Our Correspondent Leroy Sonpon reported that Mr. Harris who, like many other presidential aspirants, performed dismally in the 2005 and 2011 presidential elections, told journalists at his "research center" on Duport Road last week that he had "modified" a biomass electric power machine to cheaply produce electricity in the country. The machine would use wood and other solid waste materials for the production of electricity.
Mr. Harris, founder and chief executive officer (CEO) of the HV WoodGas Technology, unveiled the Prototype Gasifier Machine at their research center.
The aim, said Harris, is to provide electricity especially to rural Liberia, under the motto, "Darkness Must Go."
The biomass electric power machine, called Prototype Gasifier, was developed in the country through the assistance of Igbo Vincent, according Mr. Harris.
He insists that biomass power is better than hydro or solar electricity. The machine would use bio mass, crude palm oil and wood chips to produce electricity.
Harris describes the restoration of electricity in some of parts of the country through the Mount Coffee Hydro Electric Plant as "periodic and very expensive as compared to the biomass electricity, which is "nonstop and cheaper."
Engineer Harris said the Mount Coffee Hydro Electric Plant, costing US$230 million and still under re-construction, would only provide efficient electricity during the rainy season, while during the dry season, there will be irregular current because the water level would have dropped. The biomass electric machine, on the other hand, is better, he said, because it uses locally produced and replenishable materials.
The US Patent holder for the invention of a one-hand analogue timepiece said the biomass electric power, when the Government invests in it, can "uninterruptedly provide cheaper current."
We commend Mr. Harris for his "modification," even as we suggest that there are many questions that need clarification.

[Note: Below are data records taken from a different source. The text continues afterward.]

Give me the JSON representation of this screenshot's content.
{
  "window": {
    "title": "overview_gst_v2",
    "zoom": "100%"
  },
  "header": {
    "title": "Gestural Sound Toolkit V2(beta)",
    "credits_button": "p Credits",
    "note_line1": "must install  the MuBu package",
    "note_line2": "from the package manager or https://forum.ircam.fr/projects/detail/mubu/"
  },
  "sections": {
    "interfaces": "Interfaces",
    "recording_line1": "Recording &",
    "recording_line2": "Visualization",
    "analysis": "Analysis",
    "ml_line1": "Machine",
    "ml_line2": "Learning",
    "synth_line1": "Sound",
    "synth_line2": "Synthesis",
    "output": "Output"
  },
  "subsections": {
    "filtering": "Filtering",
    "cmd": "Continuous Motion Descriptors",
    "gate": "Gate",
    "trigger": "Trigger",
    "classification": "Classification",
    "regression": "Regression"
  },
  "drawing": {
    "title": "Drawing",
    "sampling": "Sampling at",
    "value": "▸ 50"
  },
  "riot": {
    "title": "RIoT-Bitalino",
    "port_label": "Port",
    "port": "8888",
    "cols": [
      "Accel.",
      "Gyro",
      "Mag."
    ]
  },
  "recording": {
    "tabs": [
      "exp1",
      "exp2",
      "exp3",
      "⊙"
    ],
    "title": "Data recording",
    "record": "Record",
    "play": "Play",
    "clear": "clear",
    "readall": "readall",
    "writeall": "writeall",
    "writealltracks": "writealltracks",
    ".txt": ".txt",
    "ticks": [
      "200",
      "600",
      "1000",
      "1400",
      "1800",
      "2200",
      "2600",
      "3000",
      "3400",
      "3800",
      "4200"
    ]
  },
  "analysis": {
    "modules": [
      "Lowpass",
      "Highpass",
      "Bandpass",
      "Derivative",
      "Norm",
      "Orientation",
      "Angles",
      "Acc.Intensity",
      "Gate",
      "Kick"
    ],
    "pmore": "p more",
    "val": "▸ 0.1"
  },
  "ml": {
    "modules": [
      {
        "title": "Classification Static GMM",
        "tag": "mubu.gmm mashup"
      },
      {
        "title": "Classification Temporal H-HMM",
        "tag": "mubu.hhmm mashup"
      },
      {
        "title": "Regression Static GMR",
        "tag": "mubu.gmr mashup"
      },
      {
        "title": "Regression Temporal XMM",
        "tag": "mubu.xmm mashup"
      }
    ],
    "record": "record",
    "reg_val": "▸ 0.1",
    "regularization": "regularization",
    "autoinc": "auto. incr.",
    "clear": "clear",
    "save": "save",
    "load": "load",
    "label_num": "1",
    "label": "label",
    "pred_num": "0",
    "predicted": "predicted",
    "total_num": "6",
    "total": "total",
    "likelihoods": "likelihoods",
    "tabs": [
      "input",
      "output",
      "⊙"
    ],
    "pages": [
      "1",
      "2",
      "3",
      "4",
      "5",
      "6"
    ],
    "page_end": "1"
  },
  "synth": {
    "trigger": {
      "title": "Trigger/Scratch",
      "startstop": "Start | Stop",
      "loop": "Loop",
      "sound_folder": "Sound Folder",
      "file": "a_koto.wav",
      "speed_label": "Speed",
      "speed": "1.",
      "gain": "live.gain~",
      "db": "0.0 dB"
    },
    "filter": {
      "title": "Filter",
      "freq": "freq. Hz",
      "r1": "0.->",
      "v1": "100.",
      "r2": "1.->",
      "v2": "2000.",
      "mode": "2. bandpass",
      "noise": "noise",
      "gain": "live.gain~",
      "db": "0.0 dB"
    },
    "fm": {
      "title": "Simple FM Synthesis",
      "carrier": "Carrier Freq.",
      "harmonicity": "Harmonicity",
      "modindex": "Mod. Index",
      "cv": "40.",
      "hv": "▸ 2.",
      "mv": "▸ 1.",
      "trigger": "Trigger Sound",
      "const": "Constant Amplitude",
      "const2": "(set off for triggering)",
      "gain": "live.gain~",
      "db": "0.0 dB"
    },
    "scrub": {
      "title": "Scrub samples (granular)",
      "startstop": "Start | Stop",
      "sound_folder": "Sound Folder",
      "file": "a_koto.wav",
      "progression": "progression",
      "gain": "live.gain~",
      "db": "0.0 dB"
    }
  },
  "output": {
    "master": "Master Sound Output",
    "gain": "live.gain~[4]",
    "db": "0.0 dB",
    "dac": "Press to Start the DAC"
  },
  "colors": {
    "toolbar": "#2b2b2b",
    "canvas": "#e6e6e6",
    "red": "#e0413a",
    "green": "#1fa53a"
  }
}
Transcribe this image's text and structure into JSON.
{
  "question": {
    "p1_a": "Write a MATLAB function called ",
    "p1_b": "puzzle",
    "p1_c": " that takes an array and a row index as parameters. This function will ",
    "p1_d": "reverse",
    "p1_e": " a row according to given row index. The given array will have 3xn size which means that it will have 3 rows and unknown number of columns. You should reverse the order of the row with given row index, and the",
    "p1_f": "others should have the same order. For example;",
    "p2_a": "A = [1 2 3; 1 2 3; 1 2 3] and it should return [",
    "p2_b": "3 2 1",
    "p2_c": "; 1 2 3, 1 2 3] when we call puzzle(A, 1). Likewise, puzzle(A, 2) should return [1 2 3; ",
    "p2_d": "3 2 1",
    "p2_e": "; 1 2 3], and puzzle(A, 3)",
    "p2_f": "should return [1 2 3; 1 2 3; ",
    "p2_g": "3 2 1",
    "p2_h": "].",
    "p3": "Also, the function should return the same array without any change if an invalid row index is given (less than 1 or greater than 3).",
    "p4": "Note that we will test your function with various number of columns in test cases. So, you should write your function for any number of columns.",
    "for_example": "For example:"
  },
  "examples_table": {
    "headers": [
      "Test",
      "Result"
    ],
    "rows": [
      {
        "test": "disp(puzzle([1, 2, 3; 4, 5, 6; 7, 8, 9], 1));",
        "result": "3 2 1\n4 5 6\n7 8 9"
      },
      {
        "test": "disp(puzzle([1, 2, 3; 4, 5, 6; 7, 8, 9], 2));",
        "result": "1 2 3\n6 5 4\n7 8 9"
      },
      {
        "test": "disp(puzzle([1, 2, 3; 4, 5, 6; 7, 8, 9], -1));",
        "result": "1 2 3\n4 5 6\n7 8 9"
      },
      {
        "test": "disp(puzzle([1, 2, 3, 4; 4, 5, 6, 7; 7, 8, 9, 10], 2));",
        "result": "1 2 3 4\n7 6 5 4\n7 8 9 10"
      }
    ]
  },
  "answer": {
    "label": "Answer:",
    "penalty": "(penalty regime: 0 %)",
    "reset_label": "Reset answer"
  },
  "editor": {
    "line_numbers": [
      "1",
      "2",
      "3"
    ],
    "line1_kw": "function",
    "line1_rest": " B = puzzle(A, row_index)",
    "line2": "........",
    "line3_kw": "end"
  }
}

The first is an assessment of the "research center." Heaven knows it is about time we start doing serious research and innovating, yea inventing something in Liberia. But what kind of center is it? We are sorry that Harris did not first take the journalists on a tour of the research center and show them how he and his partners came to "modify" the machine. The reason is, we know T.Q. Harris to be more a politician, than a mathematician, scientist or industrialist.
The second question is, what kind of staff mans Harris' research center? Are they Natural Science or technology graduates from the University of Liberia, Cuttington or any other local universities, or from abroad, for example California where TQ has been based for many years? We know that California is a citadel for technology inventions. There are Stanford, Berkeley and other major universities and Silicon Valley, the center for computer technology.
Thirdly, what kind of funding did Mr. Harris get and from where, to finance his technological innovation?
Fourth, where does he expect to get the other inputs to mass produce his prototype machine?
And finally, what will be his source of raw materials–palm oil, woodchips, biomass, etc. to produce electricity?
We remember that the now defunct company Buchanan Renewables (BR) cut hundreds of thousands of rubber and other trees all over the country to produce woodchips for the power plant that they promised to build in Kakata but never built. Next thing we knew, the company started shipping the woodchips abroad to feed power plants in Europe! The Daily Observer helped expose the scandal and some of the European firms quickly backed out and stopped using BR's wood chips.
We do not know what has happened to the massive stockpiles of woodchips BR mounted at the Port of Buchanan. Does Mr. Harris know of this? Does he intend to buy and use some of these?
We are sure that he and his partners will have to answer these and many more questions about his machine and subsequent plans before he is able to raise the money he needs to execute his machine multiplication plans.
The Daily Observer would be willing to revisit him yet again for answers to these and other questions in the interest of encouraging the further development of this worthy enterprise.